Irony in the Soul: Nobody Listens Like the Dying

by Pete AdamsSeries: Kind Hearts and Martinets, #2

Kindle Edition, 540 pg.
Next Chapter Publishing, 2019

Read: September 5 – 9, 2019

I’m going to be quick, because it’s late and I’m bushed—also, the more I talk about this, the less I seem to like the book. Which isn’t fair—I do like it—but I have issues with it, too. You ever see the memes or jokes online about someone saying they have 6-pack abs, but they’re just hiding/protecting them under a layer of fat? That’s precisely how this book seems to be constructed.

Picking up some weeks after Cause and Effect: Vice Plagues the City, Jack “Jane” Austen is prepared to come back to work, when something happens to compel him to come back. A priest and an imam are violently murdered, with clear indications that the same people behind these attacks were those responsible for the conspiracy uncovered in Cause and Effect, to cause unrest (at least) between the stagnant Christians and the local Muslims, and hopefully spilling over into a large-scale societal unrest.
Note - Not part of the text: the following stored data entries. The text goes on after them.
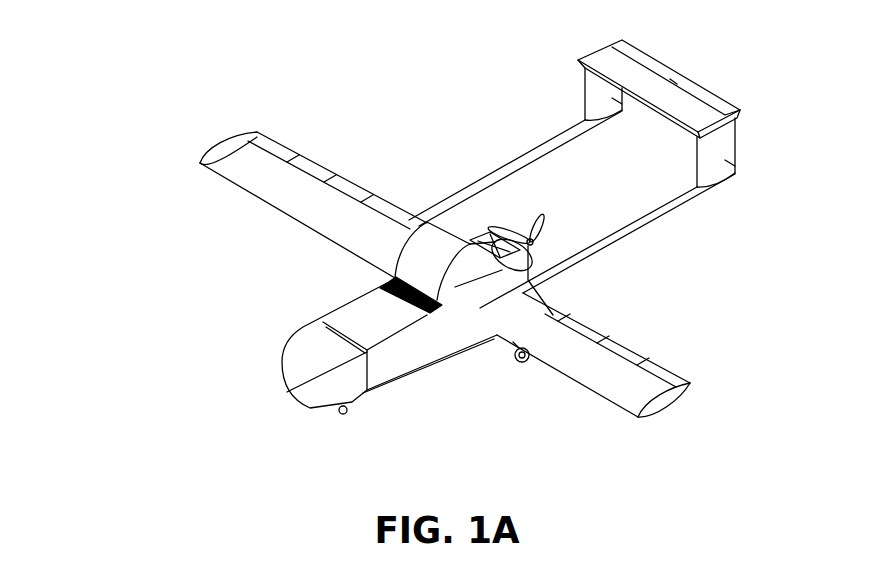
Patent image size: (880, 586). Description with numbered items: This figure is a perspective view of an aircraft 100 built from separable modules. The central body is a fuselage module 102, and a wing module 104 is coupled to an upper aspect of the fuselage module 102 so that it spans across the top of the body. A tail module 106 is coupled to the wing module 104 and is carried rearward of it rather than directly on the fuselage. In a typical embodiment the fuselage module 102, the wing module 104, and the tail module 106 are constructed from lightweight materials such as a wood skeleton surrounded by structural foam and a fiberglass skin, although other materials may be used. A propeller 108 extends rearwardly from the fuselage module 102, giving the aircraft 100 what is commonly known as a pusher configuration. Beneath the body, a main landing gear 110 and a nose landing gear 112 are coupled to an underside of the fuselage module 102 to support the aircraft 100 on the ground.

The aircraft 100 is at (162, 55).
The fuselage module 102 is at (408, 377).
The wing module 104 is at (238, 132).
The tail module 106 is at (653, 57).
The propeller 108 is at (550, 213).
The main landing gear 110 is at (518, 362).
The nose landing gear 112 is at (344, 416).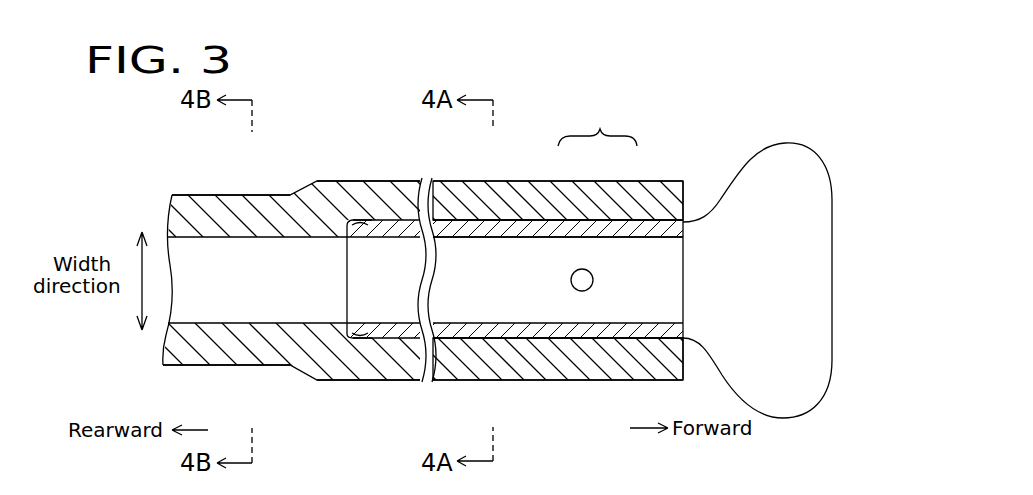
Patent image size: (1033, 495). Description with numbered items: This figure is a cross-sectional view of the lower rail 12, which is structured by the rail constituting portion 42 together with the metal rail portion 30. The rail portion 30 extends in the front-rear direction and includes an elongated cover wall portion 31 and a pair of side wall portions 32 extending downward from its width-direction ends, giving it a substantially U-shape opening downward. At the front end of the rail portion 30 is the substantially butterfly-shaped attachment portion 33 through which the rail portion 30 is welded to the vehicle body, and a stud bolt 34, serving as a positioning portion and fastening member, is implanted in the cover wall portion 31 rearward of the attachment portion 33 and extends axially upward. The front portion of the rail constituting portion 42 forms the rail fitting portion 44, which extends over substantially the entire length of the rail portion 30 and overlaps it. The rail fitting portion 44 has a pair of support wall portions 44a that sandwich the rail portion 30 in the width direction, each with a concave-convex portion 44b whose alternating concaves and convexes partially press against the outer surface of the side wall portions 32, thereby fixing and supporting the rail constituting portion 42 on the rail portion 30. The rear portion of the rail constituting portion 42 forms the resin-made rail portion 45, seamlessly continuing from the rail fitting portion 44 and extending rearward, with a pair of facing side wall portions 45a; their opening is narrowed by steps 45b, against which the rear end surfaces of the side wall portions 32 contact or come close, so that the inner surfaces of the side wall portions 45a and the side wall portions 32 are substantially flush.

The lower rail 12 is at (597, 124).
The rail portion 30 is at (615, 220).
The cover wall portion 31 is at (347, 279).
The side wall portions 32 is at (524, 228).
The attachment portion 33 is at (778, 147).
The stud bolt 34 is at (593, 280).
The rail constituting portion 42 is at (575, 186).
The rail fitting portion 44 is at (461, 186).
The support wall portions 44a is at (398, 186).
The concave-convex portion 44b is at (478, 228).
The resin-made rail portion 45 is at (190, 200).
The side wall portions 45a is at (250, 200).
The steps 45b is at (360, 214).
You’d think this would be enough to bring Jack back early, so he could try to prevent things from getting worse—and he does. He just has to be eccentric for a while in front of his staff, purposely getting himself in trouble and provoking his new Chief. Because that’s what the situation calls for, I guess. I’m glad we’re told over and over again how brilliant he is, and what a good cop, too—because you might miss it otherwise.
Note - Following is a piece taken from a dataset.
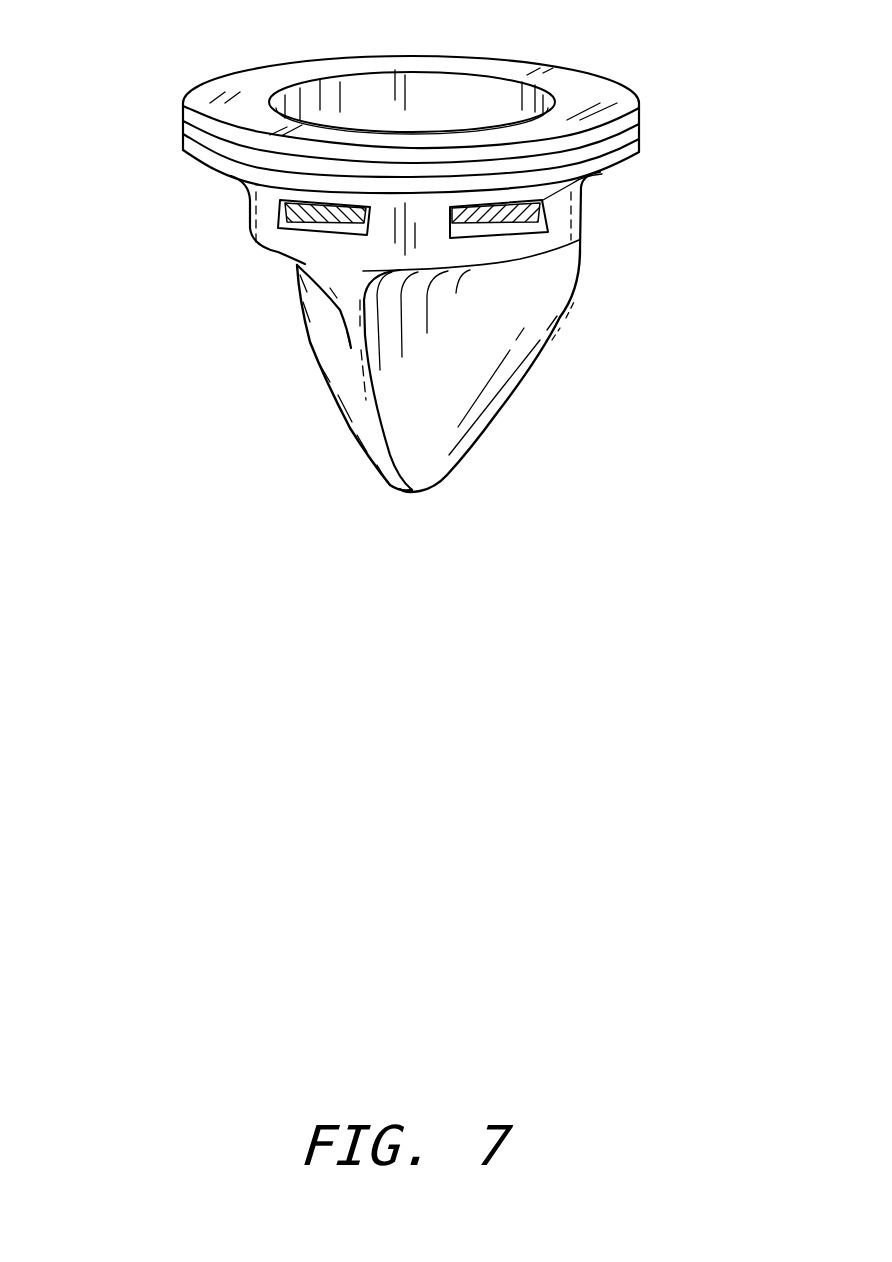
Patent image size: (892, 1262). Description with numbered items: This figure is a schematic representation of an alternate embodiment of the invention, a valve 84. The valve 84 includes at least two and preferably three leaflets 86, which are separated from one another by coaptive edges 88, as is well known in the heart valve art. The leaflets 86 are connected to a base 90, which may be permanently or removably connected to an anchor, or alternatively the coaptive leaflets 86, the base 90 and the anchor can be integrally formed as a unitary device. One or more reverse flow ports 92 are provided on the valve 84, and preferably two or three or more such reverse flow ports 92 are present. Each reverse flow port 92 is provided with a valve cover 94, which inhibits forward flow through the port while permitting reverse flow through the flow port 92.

It’s a shame we spend so much time with Jack and Mandy off doing all sorts of non-police things (read: sex, talking about sex, and mooning over each other), because the rest of Jack’s team are some truly interesting characters, and it’d be great to see them work. We catch little glimpses of them at work (and some brief idea about their off-duty life), and I think this novel told about them instead of Jack and Mandy would be a much more interesting work.
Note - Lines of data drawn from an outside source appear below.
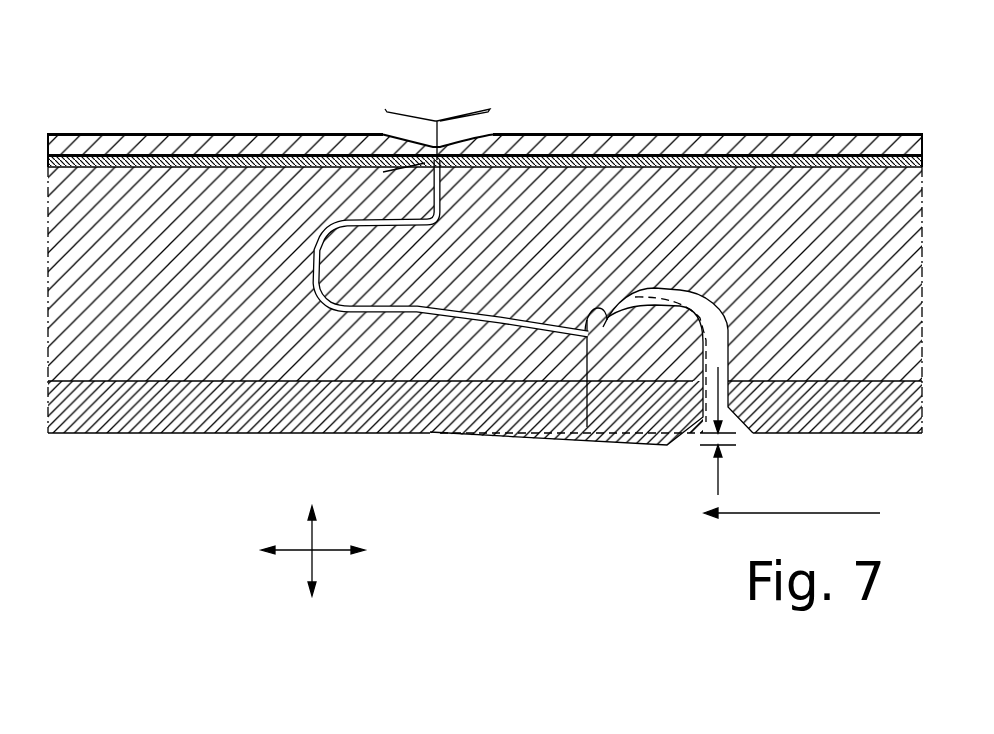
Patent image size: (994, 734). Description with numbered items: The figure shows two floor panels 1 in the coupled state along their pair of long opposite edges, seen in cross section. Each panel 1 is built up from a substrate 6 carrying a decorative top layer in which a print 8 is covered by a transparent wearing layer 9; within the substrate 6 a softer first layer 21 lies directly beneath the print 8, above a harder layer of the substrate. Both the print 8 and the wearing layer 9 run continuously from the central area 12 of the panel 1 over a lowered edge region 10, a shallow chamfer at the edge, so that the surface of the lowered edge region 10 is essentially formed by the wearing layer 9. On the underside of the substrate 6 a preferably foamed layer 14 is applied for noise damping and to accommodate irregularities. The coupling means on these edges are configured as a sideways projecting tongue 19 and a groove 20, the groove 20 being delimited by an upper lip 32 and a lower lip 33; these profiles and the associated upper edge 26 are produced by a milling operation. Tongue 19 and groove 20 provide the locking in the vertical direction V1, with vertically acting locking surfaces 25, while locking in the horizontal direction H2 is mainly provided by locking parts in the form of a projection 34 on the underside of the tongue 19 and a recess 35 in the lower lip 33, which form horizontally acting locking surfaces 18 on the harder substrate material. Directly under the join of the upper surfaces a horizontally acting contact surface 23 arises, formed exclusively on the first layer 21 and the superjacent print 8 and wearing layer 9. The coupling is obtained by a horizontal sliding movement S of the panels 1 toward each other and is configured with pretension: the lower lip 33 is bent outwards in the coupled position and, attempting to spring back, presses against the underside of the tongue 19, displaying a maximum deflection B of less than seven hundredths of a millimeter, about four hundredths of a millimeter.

The panel 1 is at (227, 183).
The substrate 6 is at (143, 355).
The print 8 is at (312, 162).
The wearing layer 9 is at (600, 135).
The lowered edge region 10 is at (462, 112).
The central area 12 is at (808, 134).
The layer 14 is at (290, 424).
The horizontally acting locking surfaces 18 is at (557, 437).
The tongue 19 is at (450, 267).
The groove 20 is at (375, 310).
The first layer 21 is at (90, 157).
The horizontally acting contact surface 23 is at (383, 172).
The vertically acting locking surfaces 25 is at (397, 202).
The upper edge 26 is at (445, 130).
The upper lip 32 is at (377, 227).
The lower lip 33 is at (485, 360).
The projection 34 is at (542, 313).
The recess 35 is at (503, 323).
The maximum deflection B is at (720, 492).
The horizontal sliding movement S is at (792, 526).
The vertical direction V1 is at (314, 545).
The horizontal direction H2 is at (300, 552).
The word that kept coming to mind (and my notes) as I read this was “self-indulgent.” Adams clearly enjoys talking about some things and making the same jokes—he made one 3 times in the first 4% of the book (and countless times in the other 96%). We get pages and pages of Jack and Mandy romancing each other (and at least one of their subordinates makes a pointed remark about their priorities), of Jack going out of his way to be obnoxious, and other assorted things that seem to actually hinder the investigation. Now Adams is far from the first to be this way—Robert Galbraith’s latest could use a good trim (of about 150-200 pages), as did many of Robert P. Parker’s later works. So the fact that I want to cut about 300 pages from this book puts him in some okay company. In those 300 pages, little happens t advance the plot and we don’t deepen our understanding of the characters, because it covers the same ground over and over and over (again, see later Parker).

All that said, the last 25%± of the novel is really good. Almost all of the weaknesses of the book that had been bugging me faded into the background and the crime story came to the forefront (finally). This is the kind of thing I’d been waiting for. If the book was this part, plus another 50 or so pages to set the scene, create a tone, and whatnot—this would be a much more enthusiastic post. As it is, this last chunk of the book redeems the rest and almost makes it worth the effort to get your hands on the book.

Am I still curious about where things are going, and how Adams plans to get there? Absolutely. I will keep reading—and I did enjoy these books, I just wish they’d be put on a diet so I don’t have to trudge through all the excess material.


3 Stars

My thanks to damppebbles blog tours for the invitation to participate in this tour and the materials (including a copy of the novel) they provided.